I join the consensus that locally generated energy has huge, partly technical, advantages. We can, if we make use of this method, increase the volume of energy generated and, more importantly, the volume of sustainable and renewable energy generated. If energy has to travel less far from where it is generated to where it is consumed, we lose less in transit, and of course, we know from the examples of community energy that we can already see, that it brings huge broader decarbonisation benefits and educational advantages, too, so there is technically very much to commend it. There are also psychological advantages. As others have said, if we enhance our capacity to generate energy locally, we help people to participate in the combating of climate change, and we make that effort local, rather than distant from them.
Of course, as has already been observed, we have had the right to local energy suppliers for about 20 years, but that is a distinctly theoretical right at the moment.
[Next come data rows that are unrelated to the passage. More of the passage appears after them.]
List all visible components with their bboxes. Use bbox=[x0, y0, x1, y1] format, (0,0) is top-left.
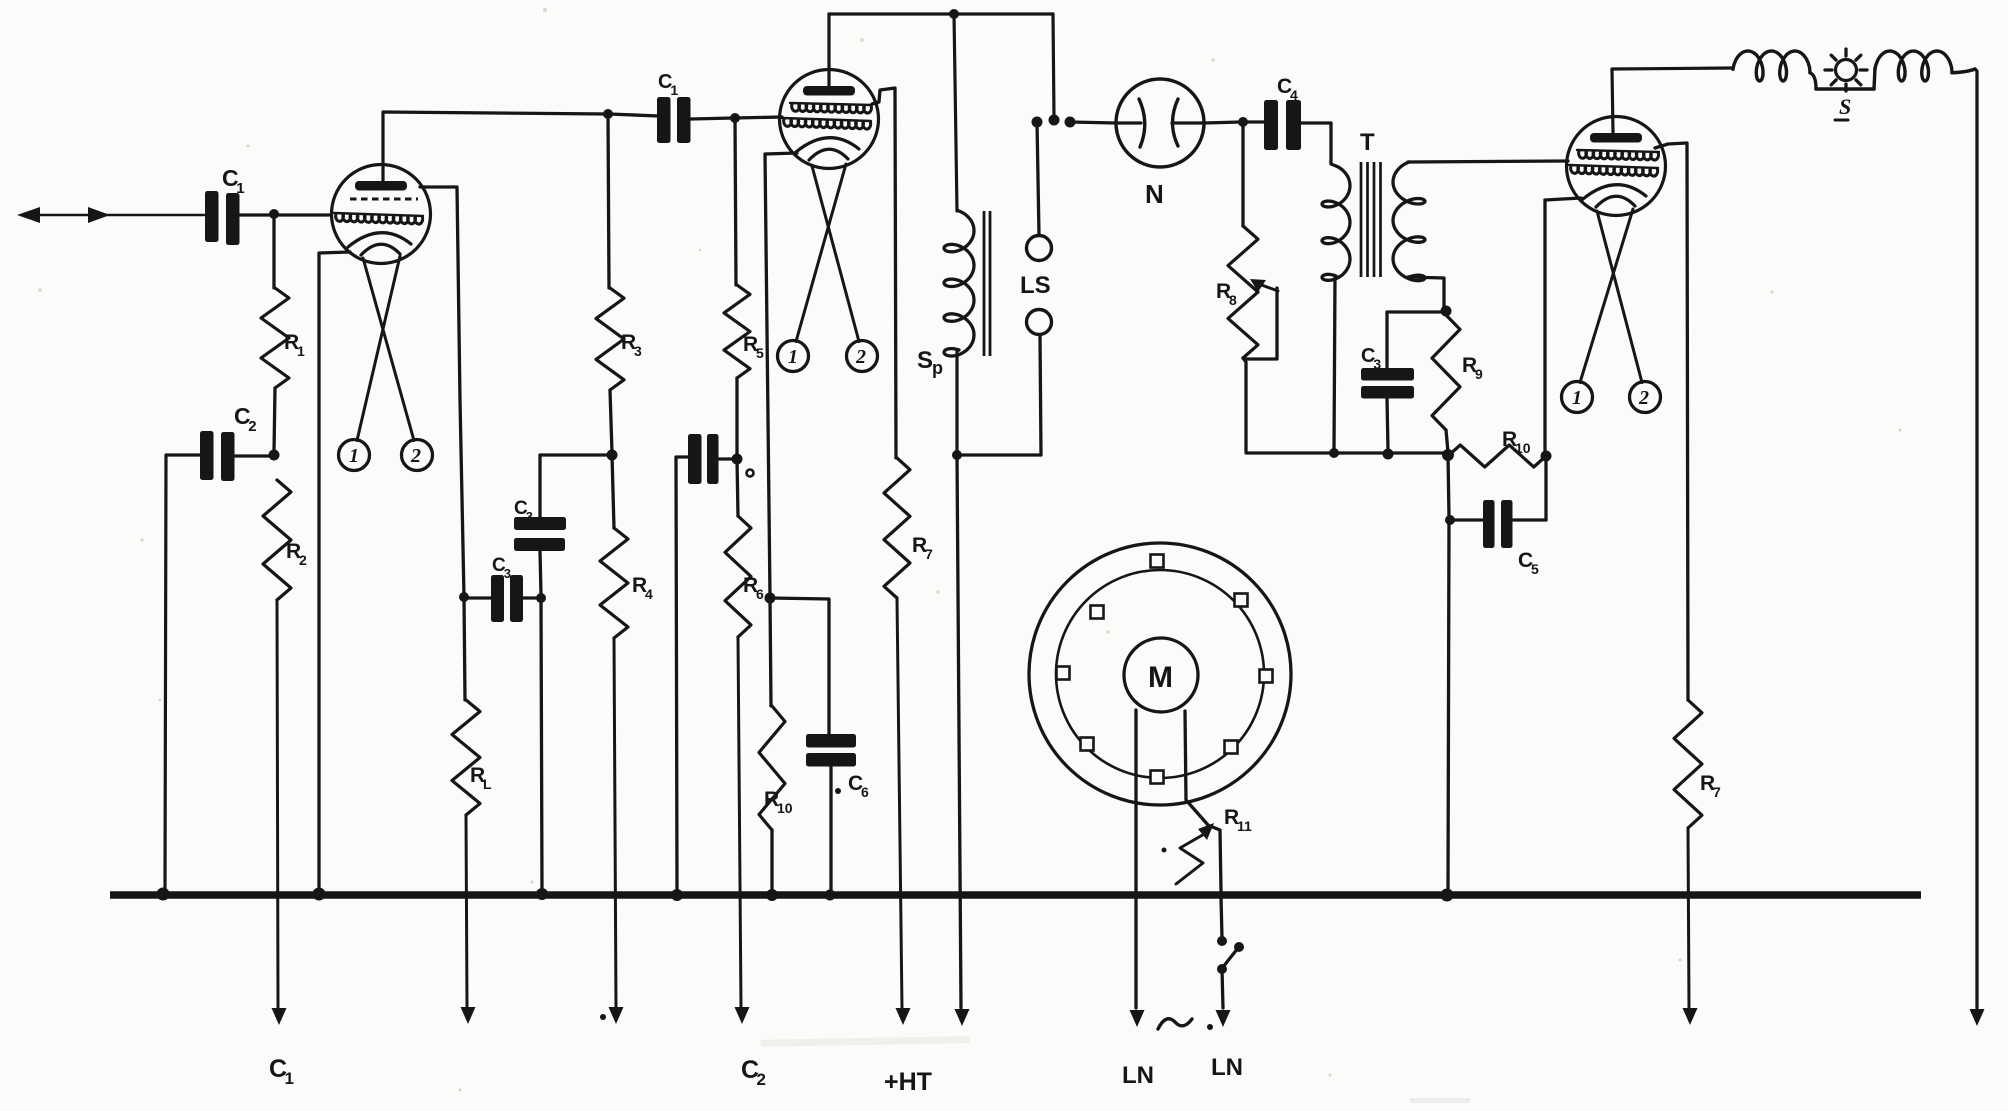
svg-text:S: S bbox=[917, 347, 933, 374]
svg-text:7: 7 bbox=[925, 546, 933, 562]
svg-text:10: 10 bbox=[1515, 440, 1531, 456]
svg-text:M: M bbox=[1148, 661, 1173, 694]
svg-text:2: 2 bbox=[248, 418, 256, 435]
svg-text:2: 2 bbox=[855, 346, 866, 368]
svg-text:1: 1 bbox=[297, 343, 305, 359]
svg-text:1: 1 bbox=[788, 346, 798, 368]
svg-text:2: 2 bbox=[410, 445, 421, 467]
svg-text:LN: LN bbox=[1211, 1054, 1243, 1081]
svg-text:1: 1 bbox=[285, 1069, 294, 1088]
svg-text:+HT: +HT bbox=[884, 1068, 932, 1096]
svg-text:2: 2 bbox=[1638, 387, 1649, 409]
svg-text:7: 7 bbox=[1713, 784, 1721, 800]
svg-text:6: 6 bbox=[756, 586, 764, 602]
svg-text:LS: LS bbox=[1020, 272, 1051, 299]
svg-text:8: 8 bbox=[1229, 292, 1237, 308]
svg-text:9: 9 bbox=[1475, 366, 1483, 382]
svg-text:1: 1 bbox=[670, 82, 678, 98]
svg-text:2: 2 bbox=[757, 1070, 766, 1089]
svg-text:1: 1 bbox=[349, 445, 359, 467]
svg-text:S: S bbox=[1839, 94, 1851, 119]
svg-text:2: 2 bbox=[299, 552, 307, 568]
svg-text:LN: LN bbox=[1122, 1062, 1154, 1089]
svg-text:4: 4 bbox=[1290, 87, 1298, 103]
svg-text:3: 3 bbox=[1373, 356, 1381, 372]
svg-text:3: 3 bbox=[634, 343, 642, 359]
svg-text:3: 3 bbox=[526, 509, 533, 524]
svg-text:6: 6 bbox=[861, 784, 869, 800]
svg-text:4: 4 bbox=[645, 586, 653, 602]
svg-text:p: p bbox=[932, 358, 943, 378]
svg-text:3: 3 bbox=[504, 566, 511, 581]
svg-text:N: N bbox=[1145, 179, 1164, 209]
svg-text:T: T bbox=[1360, 129, 1375, 156]
svg-text:11: 11 bbox=[1237, 818, 1252, 834]
svg-text:L: L bbox=[483, 776, 492, 792]
svg-text:1: 1 bbox=[1572, 387, 1582, 409]
svg-text:5: 5 bbox=[756, 345, 764, 361]
svg-text:1: 1 bbox=[236, 180, 244, 197]
svg-text:5: 5 bbox=[1531, 561, 1539, 577]
svg-text:10: 10 bbox=[777, 800, 793, 816]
The broader issue that we face is how we go about realising the current unrealised potential of locally generated energy. To do that, we have to address the obstacles. As others have already observed, the entry costs for local energy enterprises are far too high, and their inability to sell directly to local customers is the fundamental problem, which was addressed by the Local Electricity Bill that my hon. Friend the Member for Waveney (Peter Aldous) so ably introduced in the previous session. I would not claim—nor, I suspect, would he—that the Bill was perfect, but its fundamental purposes and objects are worth pursuing. I hope that this afternoon, the Government will accept that they will do exactly that.
There is so much growing local enthusiasm to assist the Government in delivering their climate goals. Everybody wants to help, and this is a practical way of doing so. I can think of examples in my constituency, such as the Napton Environmental Action Team, or the Harbury Energy Initiative, which has been in receipt of Government financial assistance in environmental pursuits and is keen to do more. The Government need to help them to help the Government deliver our collective climate goals. The Government can look at tax incentives and at the role of local authorities, and they should look at ways of ensuring access to the cable network at a fair price, but if we cannot ensure that local enterprises producing locally generated energy can sell their product locally, we will still have a fundamental object to the way that we want to deliver locally generated energy.
As I understand it, the Government will produce their net zero strategy refresh this year. I hope that my hon. Friend the Minister will say that as part of that exercise, the Government will look carefully at how they can deliver the fundamental objects of the Bill introduced by my hon. Friend for Waveney, and make sure that we can assist others to assist us in delivering those climate objectives on time.